I think it's irrelevant because it only shows this entries:

2023-05-09 09:13:13 WARNING stopping nxlog service
2023-05-09 09:13:13 WARNING nxlog-ce received a termination request signal, exiting...
2023-05-09 09:13:16 INFO connecting to %IP_Address%:%Port%
2023-05-09 09:13:16 INFO nxlog-ce-3.1.2319 started
2023-05-09 09:13:16 INFO successfully connected to %IP_Address%:%Port%


4 Environment info:

The mentioned client runs Windows 10 Pro 22H2, currently installed NXLog Version is ce-3.1.2319 (but also tested it with ce-3.2.2329)

5 Relevant details: 

  • Config works on other clients without problems
  • Only im_file module not working, im_msvistalog entries are being forwarded
  • Until two weeks ago I used one central CSV file for all performance counters and this was forwarded correctly until the separation into individual inputs
  • When deleting the “Exec $Message = $raw_event;” directive from an input, the respective messages get forwarded to logging system but are in a cryptic format and not useable

That would be it for now.
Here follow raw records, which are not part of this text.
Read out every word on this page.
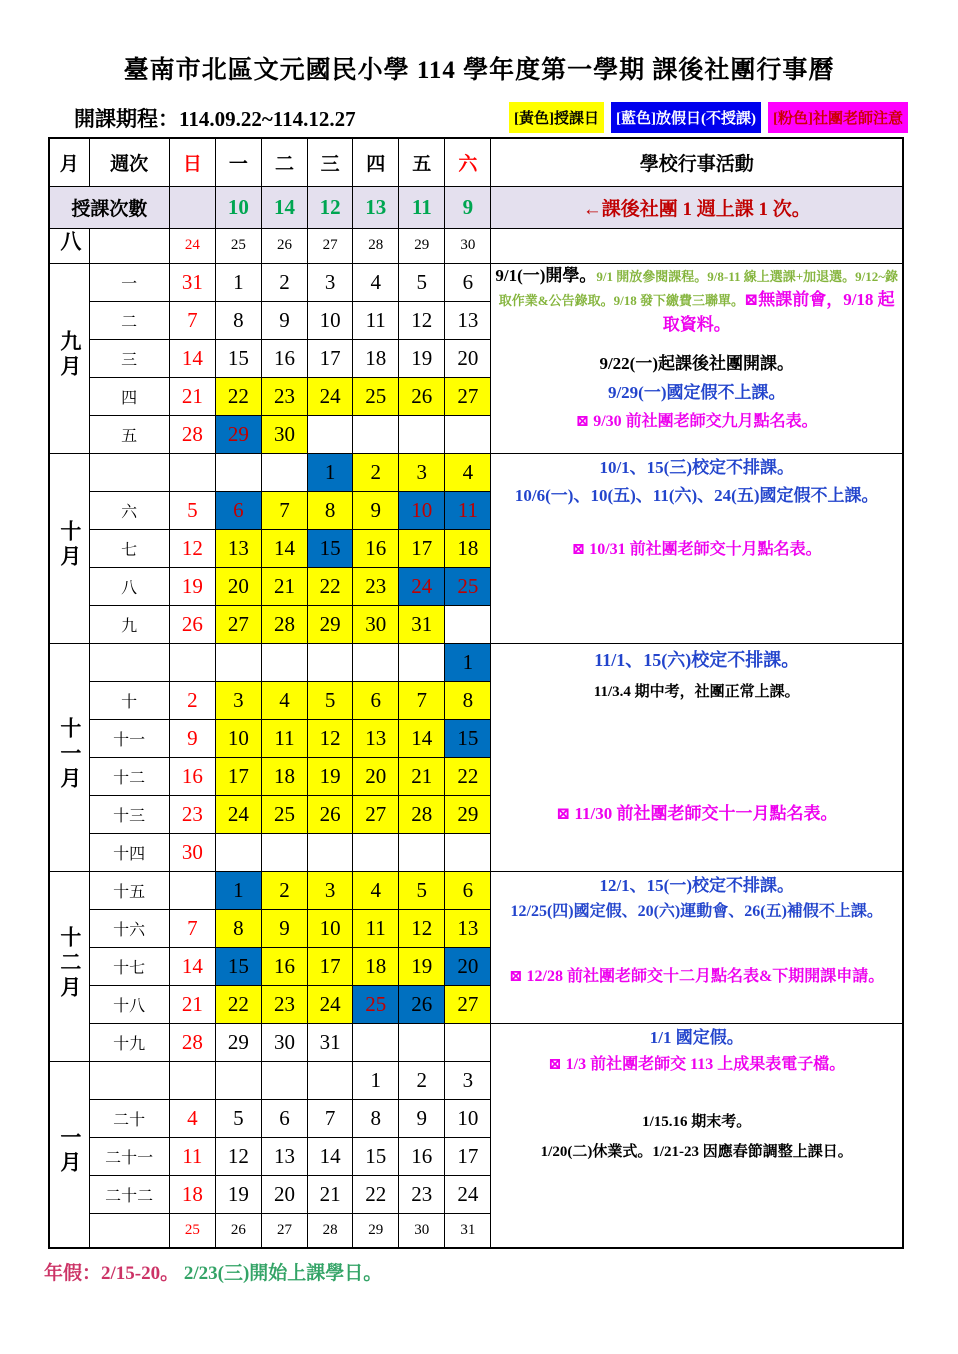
臺南市北區文元國民小學 114 學年度第一學期 課後社團行事曆
開課期程：114.09.22~114.12.27	[黃色]授課日	[藍色]放假日(不授課)	[粉色]社團老師注意
月	週次	日	一	二	三	四	五	六	學校行事活動
授課次數			10	14	12	13	11	9	←課後社團 1 週上課 1 次。
八		24	25	26	27	28	29	30	
九月	一	31	1	2	3	4	5	6	9/1(一)開學。9/1 開放參閱課程。9/8-11 線上選課+加退選。9/12~錄取作業&公告錄取。9/18 發下繳費三聯單。⊠無課前會，9/18 起取資料。
9/22(一)起課後社團開課。
9/29(一)國定假不上課。
⊠ 9/30 前社團老師交九月點名表。

	二	7	8	9	10	11	12	13	
	三	14	15	16	17	18	19	20	
	四	21	22	23	24	25	26	27	
	五	28	29	30					
十月					1	2	3	4	10/1、15(三)校定不排課。
10/6(一)、10(五)、11(六)、24(五)國定假不上課。
⊠ 10/31 前社團老師交十月點名表。

	六	5	6	7	8	9	10	11	
	七	12	13	14	15	16	17	18	
	八	19	20	21	22	23	24	25	
	九	26	27	28	29	30	31		
十一月								1	11/1、15(六)校定不排課。
11/3.4 期中考，社團正常上課。
⊠ 11/30 前社團老師交十一月點名表。

	十	2	3	4	5	6	7	8	
	十一	9	10	11	12	13	14	15	
	十二	16	17	18	19	20	21	22	
	十三	23	24	25	26	27	28	29	
	十四	30							
十二月	十五		1	2	3	4	5	6	12/1、15(一)校定不排課。
12/25(四)國定假、20(六)運動會、26(五)補假不上課。
⊠ 12/28 前社團老師交十二月點名表&下期開課申請。

	十六	7	8	9	10	11	12	13	
	十七	14	15	16	17	18	19	20	
	十八	21	22	23	24	25	26	27	
	十九	28	29	30	31				1/1 國定假。
⊠ 1/3 前社團老師交 113 上成果表電子檔。
1/15.16 期末考。
1/20(二)休業式。1/21-23 因應春節調整上課日。

一月						1	2	3	
	二十	4	5	6	7	8	9	10	
	二十一	11	12	13	14	15	16	17	
	二十二	18	19	20	21	22	23	24	
		25	26	27	28	29	30	31	
年假：2/15-20。 2/23(三)開始上課學日。
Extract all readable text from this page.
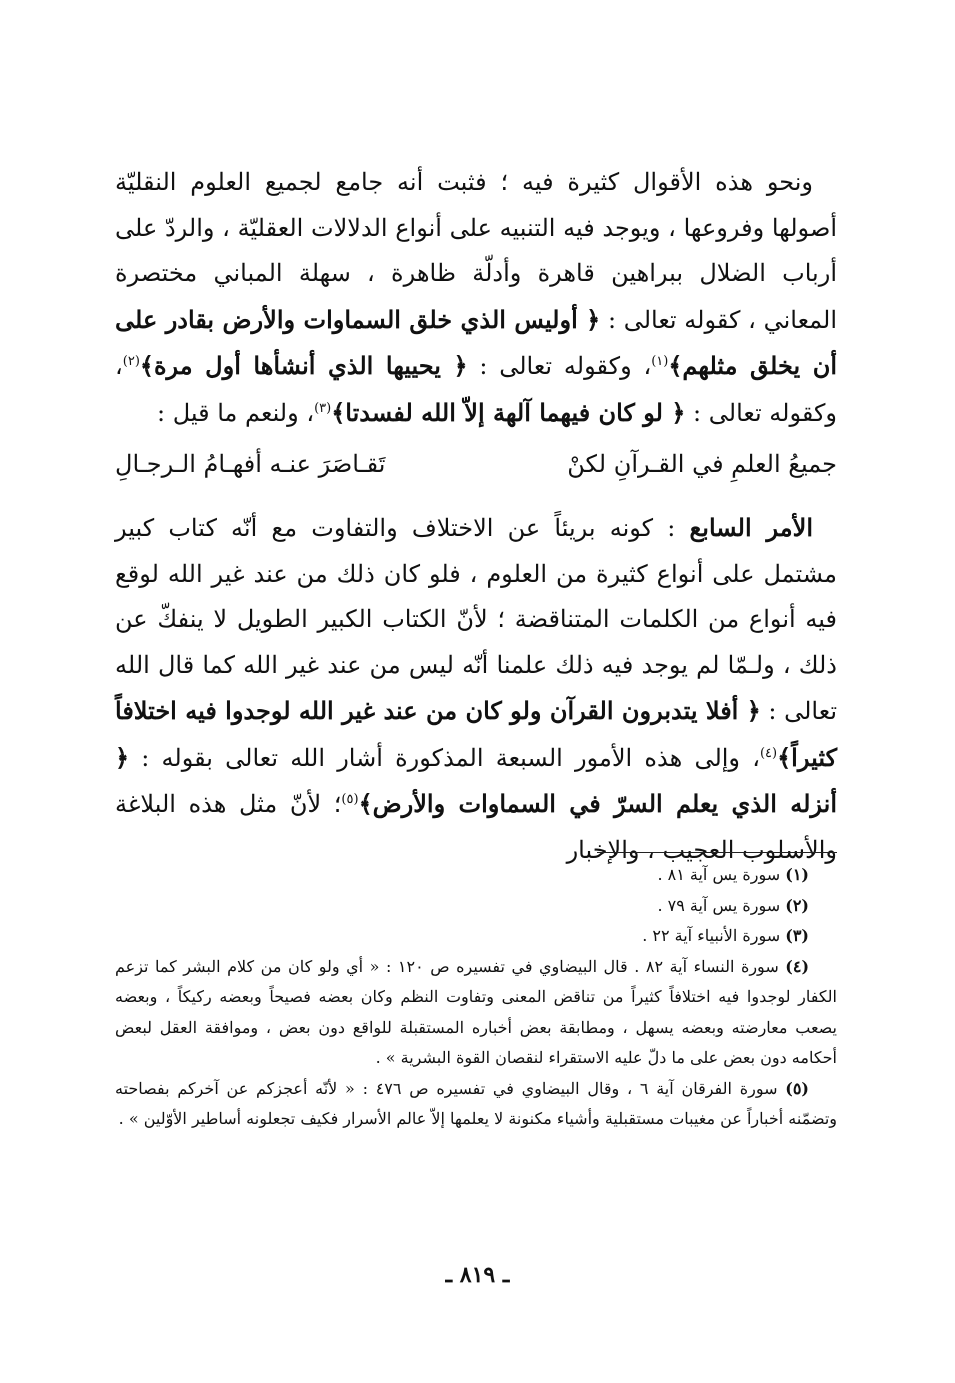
ونحو هذه الأقوال كثيرة فيه ؛ فثبت أنه جامع لجميع العلوم النقليّة أصولها وفروعها ، ويوجد فيه التنبيه على أنواع الدلالات العقليّة ، والردّ على أرباب الضلال ببراهين قاهرة وأدلّة ظاهرة ، سهلة المباني مختصرة المعاني ، كقوله تعالى : ﴿ أوليس الذي خلق السماوات والأرض بقادر على أن يخلق مثلهم﴾$^{(١)}$، وكقوله تعالى : ﴿ يحييها الذي أنشأها أول مرة﴾$^{(٢)}$، وكقوله تعالى : ﴿ لو كان فيهما آلهة إلاّ الله لفسدتا﴾$^{(٣)}$، ولنعم ما قيل :

جميعُ العلمِ في القـرآنِ لكنْ
تَقـاصَرَ عنـه أفهـامُ الـرجـالِ

الأمر السابع : كونه بريئاً عن الاختلاف والتفاوت مع أنّه كتاب كبير مشتمل على أنواع كثيرة من العلوم ، فلو كان ذلك من عند غير الله لوقع فيه أنواع من الكلمات المتناقضة ؛ لأنّ الكتاب الكبير الطويل لا ينفكّ عن ذلك ، ولـمّا لم يوجد فيه ذلك علمنا أنّه ليس من عند غير الله كما قال الله تعالى : ﴿ أفلا يتدبرون القرآن ولو كان من عند غير الله لوجدوا فيه اختلافاً كثيراً﴾$^{(٤)}$، وإلى هذه الأمور السبعة المذكورة أشار الله تعالى بقوله : ﴿ أنزله الذي يعلم السرّ في السماوات والأرض﴾$^{(٥)}$؛ لأنّ مثل هذه البلاغة والأسلوب العجيب ، والإخبار

(١) سورة يس آية ٨١ .

(٢) سورة يس آية ٧٩ .

(٣) سورة الأنبياء آية ٢٢ .

(٤) سورة النساء آية ٨٢ . قال البيضاوي في تفسيره ص ١٢٠ : « أي ولو كان من كلام البشر كما تزعم الكفار لوجدوا فيه اختلافاً كثيراً من تناقض المعنى وتفاوت النظم وكان بعضه فصيحاً وبعضه ركيكاً ، وبعضه يصعب معارضته وبعضه يسهل ، ومطابقة بعض أخباره المستقبلة للواقع دون بعض ، وموافقة العقل لبعض أحكامه دون بعض على ما دلّ عليه الاستقراء لنقصان القوة البشرية » .

(٥) سورة الفرقان آية ٦ ، وقال البيضاوي في تفسيره ص ٤٧٦ : « لأنّه أعجزكم عن آخركم بفصاحته وتضمّنه أخباراً عن مغيبات مستقبلية وأشياء مكنونة لا يعلمها إلاّ عالم الأسرار فكيف تجعلونه أساطير الأوّلين » .

ـ ٨١٩ ـ
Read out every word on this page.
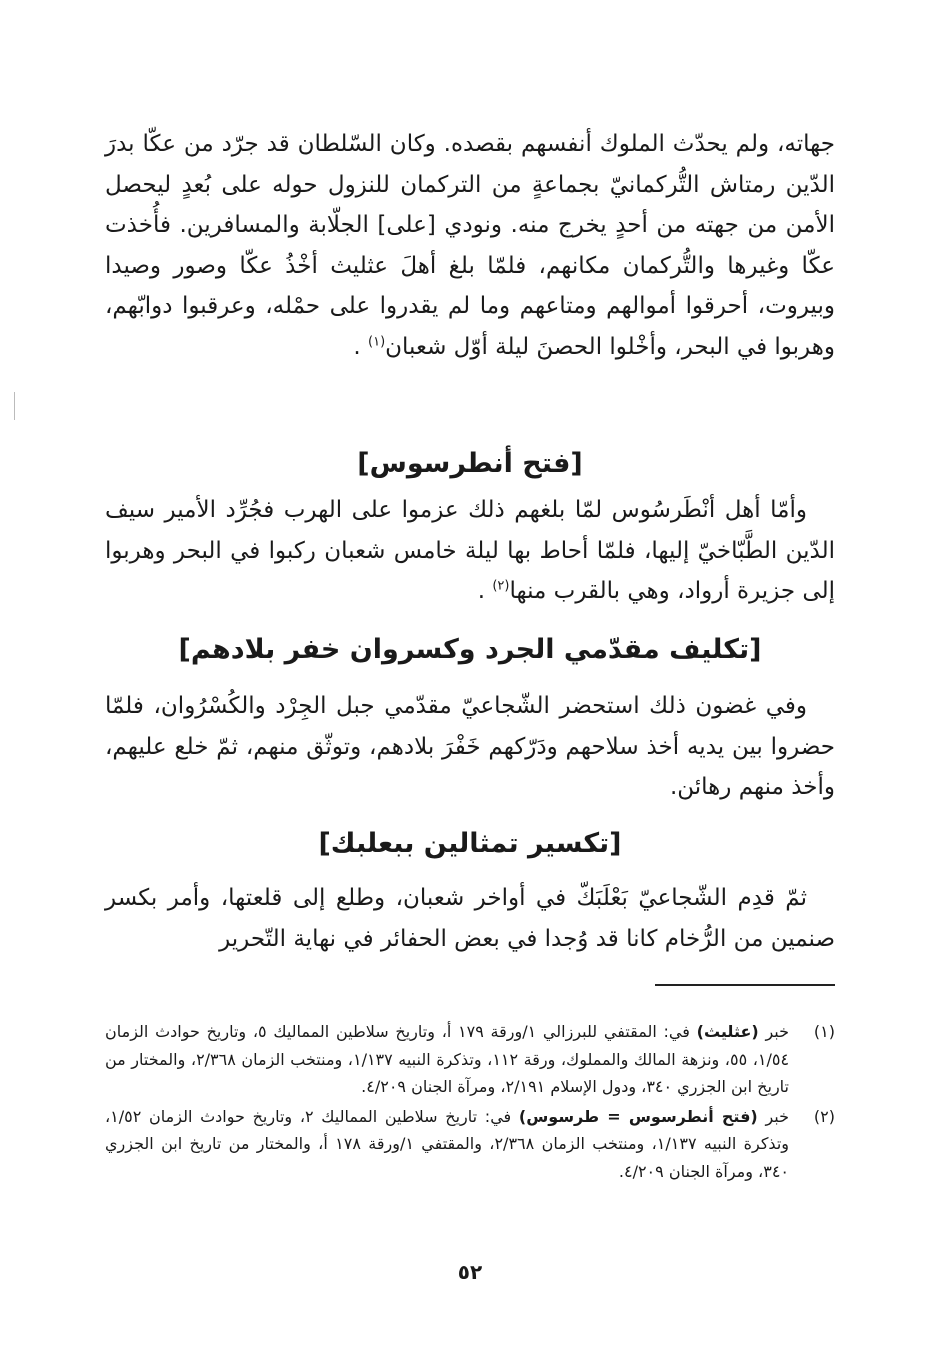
جهاته، ولم يحدّث الملوك أنفسهم بقصده. وكان السّلطان قد جرّد من عكّا بدرَ الدّين رمتاش التُّركمانيّ بجماعةٍ من التركمان للنزول حوله على بُعدٍ ليحصل الأمن من جهته من أحدٍ يخرج منه. ونودي [على] الجلّابة والمسافرين. فأُخذت عكّا وغيرها والتُّركمان مكانهم، فلمّا بلغ أهلَ عثليث أخْذُ عكّا وصور وصيدا وبيروت، أحرقوا أموالهم ومتاعهم وما لم يقدروا على حمْله، وعرقبوا دوابّهم، وهربوا في البحر، وأخْلوا الحصنَ ليلة أوّل شعبان$^{(١)}$ .

[فتح أنطرسوس]

وأمّا أهل أنْطَرسُوس لمّا بلغهم ذلك عزموا على الهرب فجُرِّد الأمير سيف الدّين الطَّبّاخيّ إليها، فلمّا أحاط بها ليلة خامس شعبان ركبوا في البحر وهربوا إلى جزيرة أرواد، وهي بالقرب منها$^{(٢)}$ .

[تكليف مقدّمي الجرد وكسروان خفر بلادهم]

وفي غضون ذلك استحضر الشّجاعيّ مقدّمي جبل الجِرْد والكُسْرُوان، فلمّا حضروا بين يديه أخذ سلاحهم ودَرّكهم خَفْرَ بلادهم، وتوثّق منهم، ثمّ خلع عليهم، وأخذ منهم رهائن.

[تكسير تمثالين ببعلبك]

ثمّ قدِم الشّجاعيّ بَعْلَبَكّ في أواخر شعبان، وطلع إلى قلعتها، وأمر بكسر صنمين من الرُّخام كانا قد وُجدا في بعض الحفائر في نهاية التّحرير

(١)
خبر (عثليث) في: المقتفي للبرزالي ١/ورقة ١٧٩ أ، وتاريخ سلاطين المماليك ٥، وتاريخ حوادث الزمان ١/٥٤، ٥٥، ونزهة المالك والمملوك، ورقة ١١٢، وتذكرة النبيه ١/١٣٧، ومنتخب الزمان ٢/٣٦٨، والمختار من تاريخ ابن الجزري ٣٤٠، ودول الإسلام ٢/١٩١، ومرآة الجنان ٤/٢٠٩.
(٢)
خبر (فتح أنطرسوس = طرسوس) في: تاريخ سلاطين المماليك ٢، وتاريخ حوادث الزمان ١/٥٢، وتذكرة النبيه ١/١٣٧، ومنتخب الزمان ٢/٣٦٨، والمقتفي ١/ورقة ١٧٨ أ، والمختار من تاريخ ابن الجزري ٣٤٠، ومرآة الجنان ٤/٢٠٩.
٥٢
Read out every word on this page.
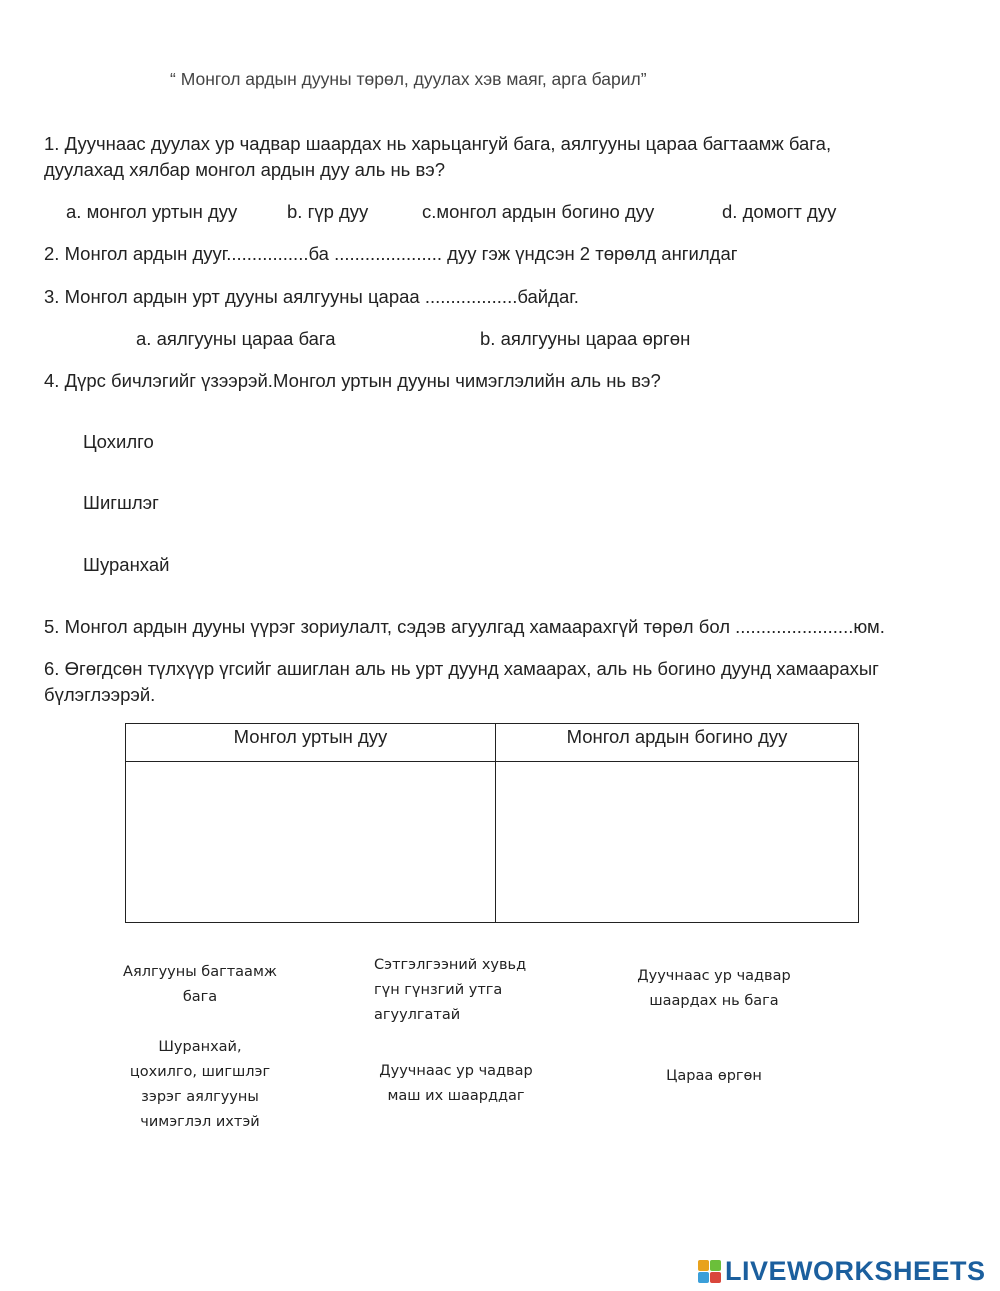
“ Монгол ардын дууны төрөл, дуулах хэв маяг, арга барил”
1. Дуучнаас дуулах ур чадвар шаардах нь харьцангуй бага, аялгууны цараа багтаамж бага,
дуулахад хялбар монгол ардын дуу аль нь вэ?
a. монгол уртын дуу	b. гүр дуу	c.монгол ардын богино дуу	d. домогт дуу
2. Монгол ардын дууг................ба ..................... дуу гэж үндсэн 2 төрөлд ангилдаг
3. Монгол ардын урт дууны аялгууны цараа ..................байдаг.
a. аялгууны цараа бага	b. аялгууны цараа өргөн
4. Дүрс бичлэгийг үзээрэй.Монгол уртын дууны чимэглэлийн аль нь вэ?
Цохилго
Шигшлэг
Шуранхай
5. Монгол ардын дууны үүрэг зориулалт, сэдэв агуулгад хамаарахгүй төрөл бол .......................юм.
6. Өгөгдсөн түлхүүр үгсийг ашиглан аль нь урт дуунд хамаарах, аль нь богино дуунд хамаарахыг
бүлэглээрэй.
Монгол уртын дуу	Монгол ардын богино дуу

Аялгууны багтаамж
бага
Сэтгэлгээний хувьд
гүн гүнзгий утга
агуулгатай
Дуучнаас ур чадвар
шаардах нь бага
Шуранхай,
цохилго, шигшлэг
зэрэг аялгууны
чимэглэл ихтэй
Дуучнаас ур чадвар
маш их шаарддаг
Цараа өргөн
LIVEWORKSHEETS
Please feel free to ask if you need further information :)

Thanks in advance!

#2 NenadMDeactivated Nxlog ✓
    Did it ever read from the files? Can you find any log in your SIEM from those files after the separation? Are the files static or does something update them. If yes, does the program lock those files?Have you tried re-directing the output to a local test file, just in order to check if the problem is with reading from files (input module) or with the output module?